Âşık Remzâni |
Değişim Serçeşme dergisinin son sayısında
değerli araştırmacı yazarımız Piri Er ‘in yazısını ilgiyle ve beğenerek okudum.
Sevgili Piri Er’in bu tanımlamaları ve tespitleri yaparak, hem nasıl bir değişim
içerisinde olduğumuzu hatırlatmış hem de geleceğimizi belirlememiz açısından
karar vermemiz gereken önemli konuları dikkatimize sunmuş olduğunu düşünüyorum.
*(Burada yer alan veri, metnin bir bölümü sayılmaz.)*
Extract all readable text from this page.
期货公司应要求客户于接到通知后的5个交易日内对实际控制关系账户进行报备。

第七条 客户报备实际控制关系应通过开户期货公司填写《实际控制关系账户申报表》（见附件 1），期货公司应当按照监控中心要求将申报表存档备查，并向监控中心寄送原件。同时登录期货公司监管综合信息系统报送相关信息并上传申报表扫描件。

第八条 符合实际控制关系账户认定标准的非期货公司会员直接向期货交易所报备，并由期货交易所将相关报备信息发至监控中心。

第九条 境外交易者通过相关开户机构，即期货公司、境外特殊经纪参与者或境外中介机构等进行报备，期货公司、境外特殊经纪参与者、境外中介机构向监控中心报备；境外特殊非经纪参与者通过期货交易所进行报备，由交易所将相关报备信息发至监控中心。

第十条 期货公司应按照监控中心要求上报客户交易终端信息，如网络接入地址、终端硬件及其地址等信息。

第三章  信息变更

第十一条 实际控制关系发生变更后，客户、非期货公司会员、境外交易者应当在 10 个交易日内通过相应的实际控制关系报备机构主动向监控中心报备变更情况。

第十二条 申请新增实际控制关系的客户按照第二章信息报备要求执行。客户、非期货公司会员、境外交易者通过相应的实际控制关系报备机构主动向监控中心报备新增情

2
Değişim, kuşkusuz, önüne geçilemeyen
bir gerçektir ve değişmeyen, aynı kalan canlı cansız hiçbir şey yoktur. Çünkü
değişimin sebebi olan zamanın kendisi sabit değildir ve o değiştikçe de her şey
değişmek zorunda kalmaktadır. Değişime yön veren, değişimi gelişime yönelten
Bilim ve İnanç gibi kavramların ise sadece uygulanma yöntemleri (ritüelleri) değişir,
ancak var oluş amaçları hiç değişmez. Bilimi aklında, inancını gönlünde tanımlayan
Alevi Bektaşi yolu da tarih boyunca, amacı doğrultusundaki tüm değişikliklere
ayak uydurmuş, ışık tutmuş ve yön vermiştir. Toplumumuz hiçbir zaman diliminde İmam
Ali gibi, Hacı Bektaş Veli gibi yaşamayı düşünmemiş, yaşadığı çağın yaşam biçimlerini
benimsemiş, ancak onları dillerinden, deyişlerinden eksik etmeden, gösterdikleri
yoldan yürümeye devam etmişlerdir. Bu gün yaşamakta olduğumuz değişimleri de bu
anlayışla değerlendirmeli, bazı uygulamaların değişmesinden de, yolu amacından
uzaklaştırmaması koşulu ile korkmamalıyız. Alevi inancının bu konudaki rehberi
yolun sahiplerinin bize ışık tutan “Çocuklarınızı zamana göre yetiştiriniz” sözüdür.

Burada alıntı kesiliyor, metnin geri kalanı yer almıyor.